When the 22-person Reader Center first launched in May 2017, it was a small group with no presence on the Times’ website, no responsibility for the publisher’s commenting system and no clear role in driving subscriptions.
Today, in addition to touching all of those things, the Reader Center publishes dozens of stories every month, which either supplement or respond to stories written by Times reporters, or are created just from questions it asks of readers.
By responding to reader questions, concerns and comments, the Reader Center plays a part in the Times’ all-important subscription business. But the Times isn’t yet segmenting out the Reader Center participants or figuring out where they fit in a marketing conversion funnel.
“We think we can learn more about ourselves and use it as an opportunity to educate readers,” said Hanna Ingber, the Reader Center’s editor.
At the outset, the Reader Center was not meant to have a very external-facing role. Instead, Ingber said, she thought the Reader Center’s mandate was to inject a “new way of thinking” into different parts of the organization by sharing insights it gleaned from readers. But before long, readers began asking where the Reader Center’s content was on the Times’ site, and the team decided it would have to show its work more publicly.
Today, it publishes many different kinds of content on a special section of the Times’ site: stories written using reader responses to questions the Reader Center poses, such as a piece about the conditions in public schools or a Q&A with Times reporter Rukmini Callimachi and Times international editor Michael Slackman discussing the ethics of reporting in a war zone; or stories that own up to mistakes made, like one apologizing for an article about bubble tea that some readers thought was too exoticizing.

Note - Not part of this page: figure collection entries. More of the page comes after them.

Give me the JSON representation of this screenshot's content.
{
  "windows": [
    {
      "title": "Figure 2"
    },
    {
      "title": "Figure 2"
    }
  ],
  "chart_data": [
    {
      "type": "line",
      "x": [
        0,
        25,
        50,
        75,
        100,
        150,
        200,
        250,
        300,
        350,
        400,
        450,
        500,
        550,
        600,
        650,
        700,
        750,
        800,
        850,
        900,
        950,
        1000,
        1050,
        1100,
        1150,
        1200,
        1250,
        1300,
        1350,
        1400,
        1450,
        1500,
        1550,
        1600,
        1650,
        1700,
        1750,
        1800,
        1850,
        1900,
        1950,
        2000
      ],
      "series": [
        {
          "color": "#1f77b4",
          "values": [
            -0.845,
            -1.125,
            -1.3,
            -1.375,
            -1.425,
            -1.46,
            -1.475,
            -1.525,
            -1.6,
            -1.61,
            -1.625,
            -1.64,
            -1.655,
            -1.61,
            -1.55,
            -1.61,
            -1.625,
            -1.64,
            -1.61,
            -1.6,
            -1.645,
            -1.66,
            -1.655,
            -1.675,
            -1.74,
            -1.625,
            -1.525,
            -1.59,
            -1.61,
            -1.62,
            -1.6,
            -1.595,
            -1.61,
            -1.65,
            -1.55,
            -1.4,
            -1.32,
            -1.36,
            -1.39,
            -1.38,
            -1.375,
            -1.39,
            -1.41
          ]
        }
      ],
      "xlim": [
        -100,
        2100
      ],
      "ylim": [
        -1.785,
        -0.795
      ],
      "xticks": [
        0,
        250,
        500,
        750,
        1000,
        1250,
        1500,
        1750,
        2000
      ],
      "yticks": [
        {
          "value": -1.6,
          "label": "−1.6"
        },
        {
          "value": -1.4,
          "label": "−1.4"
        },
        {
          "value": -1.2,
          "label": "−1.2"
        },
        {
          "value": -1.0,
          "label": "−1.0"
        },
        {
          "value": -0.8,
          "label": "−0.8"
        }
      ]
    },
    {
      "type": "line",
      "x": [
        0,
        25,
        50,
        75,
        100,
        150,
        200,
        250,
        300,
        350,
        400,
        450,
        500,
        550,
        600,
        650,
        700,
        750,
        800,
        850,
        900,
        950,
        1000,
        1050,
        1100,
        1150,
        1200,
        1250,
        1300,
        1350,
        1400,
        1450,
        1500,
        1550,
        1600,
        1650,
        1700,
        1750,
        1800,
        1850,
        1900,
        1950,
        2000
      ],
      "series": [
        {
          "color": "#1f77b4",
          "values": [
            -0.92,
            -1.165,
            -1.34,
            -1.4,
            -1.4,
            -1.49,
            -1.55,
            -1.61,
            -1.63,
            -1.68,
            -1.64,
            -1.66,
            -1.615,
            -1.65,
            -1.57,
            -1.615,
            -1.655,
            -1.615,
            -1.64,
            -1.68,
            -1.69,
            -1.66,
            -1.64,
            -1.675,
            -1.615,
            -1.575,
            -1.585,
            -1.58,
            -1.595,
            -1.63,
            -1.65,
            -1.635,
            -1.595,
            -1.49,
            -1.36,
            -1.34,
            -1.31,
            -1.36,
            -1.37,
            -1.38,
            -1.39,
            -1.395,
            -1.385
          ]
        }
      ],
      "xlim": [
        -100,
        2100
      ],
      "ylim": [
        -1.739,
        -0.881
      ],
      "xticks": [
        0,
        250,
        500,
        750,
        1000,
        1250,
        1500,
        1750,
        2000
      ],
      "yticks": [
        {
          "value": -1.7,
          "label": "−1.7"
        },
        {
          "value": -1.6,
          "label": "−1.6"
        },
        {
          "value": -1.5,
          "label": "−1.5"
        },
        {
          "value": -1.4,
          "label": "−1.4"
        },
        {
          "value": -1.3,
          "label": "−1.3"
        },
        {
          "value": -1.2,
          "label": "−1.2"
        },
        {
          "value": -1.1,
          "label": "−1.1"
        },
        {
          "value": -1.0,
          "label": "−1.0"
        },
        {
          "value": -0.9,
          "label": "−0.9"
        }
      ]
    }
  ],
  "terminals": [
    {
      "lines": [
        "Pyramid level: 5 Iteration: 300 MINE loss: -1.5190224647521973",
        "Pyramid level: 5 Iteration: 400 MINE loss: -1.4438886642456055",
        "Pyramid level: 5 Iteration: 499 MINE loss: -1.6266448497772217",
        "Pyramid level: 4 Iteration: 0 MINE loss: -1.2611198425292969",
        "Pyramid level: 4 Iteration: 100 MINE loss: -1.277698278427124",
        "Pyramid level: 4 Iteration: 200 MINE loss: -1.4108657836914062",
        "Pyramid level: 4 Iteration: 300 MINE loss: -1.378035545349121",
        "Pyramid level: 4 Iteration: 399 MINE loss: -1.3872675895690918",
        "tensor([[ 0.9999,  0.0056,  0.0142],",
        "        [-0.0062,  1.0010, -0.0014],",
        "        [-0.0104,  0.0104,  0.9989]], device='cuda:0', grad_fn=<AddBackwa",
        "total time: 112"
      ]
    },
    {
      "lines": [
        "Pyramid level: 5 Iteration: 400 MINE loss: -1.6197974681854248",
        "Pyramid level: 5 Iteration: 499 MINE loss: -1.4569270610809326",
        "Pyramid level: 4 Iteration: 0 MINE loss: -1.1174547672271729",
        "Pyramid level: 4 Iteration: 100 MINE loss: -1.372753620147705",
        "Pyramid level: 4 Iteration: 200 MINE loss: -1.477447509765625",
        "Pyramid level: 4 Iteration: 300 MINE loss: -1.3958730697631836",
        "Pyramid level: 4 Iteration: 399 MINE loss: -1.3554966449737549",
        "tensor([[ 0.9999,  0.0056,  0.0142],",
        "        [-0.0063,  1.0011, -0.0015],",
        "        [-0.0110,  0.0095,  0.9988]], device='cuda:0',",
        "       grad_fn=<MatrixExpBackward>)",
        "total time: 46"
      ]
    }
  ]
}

The Reader Center regularly solicits information from readers, using callouts from its site — on June 5, it was asking for input from anybody who has been in Miss America or other beauty pageants — but it also gathers feedback and input from other sources. The group analyzes and responds to comments that visitors leave on Times stories, and it gathers comments that readers share on social platforms, including Twitter. The Reader Center also tends a private Facebook group, which has gathered over 500 members since its launch at the start of 2018, where people sound off on the Times’ work.
The Times folded its 14-person community team into the Reader Center, both to facilitate debate and discussions and so the publisher can keep more of the external feedback it gets in a single place, as well as share it more efficiently with reporters and other stakeholders. (Subscription questions and complaints, as well as letters to the editor, are handled by different teams). The Reader Center will help flag interesting comments that readers leave on stories for the reporters who wrote them, highlight interesting letters it gets and analyze information en masse.
“Everything we do is connected to the journalism,” Ingber said.
While the Reader Center plays a central role in collecting feedback, Ingber said its job is not to replace the public editor, a position the Times eliminated the same week the Reader Center launched.
Like most everything else the Times does, the Reader Center plays a role in helping the publisher grow its subscriber base, too, mostly in a support capacity: The Times’ subscribers are big fans of the commenting system.
The paper hasn’t yet determined where the Reader Center fits into any kind of marketing funnel. It does not segment out people who reply to its calls to action, or anything along those lines. “Our business goals are to have a deep relationship with our readers,” Ingber said. “But we’re not measuring, ‘Did this person answer a call and become a subscriber?’”
Note: An earlier version of this story said the Reader Center launched with an eight-person team. It launched with one person heading it.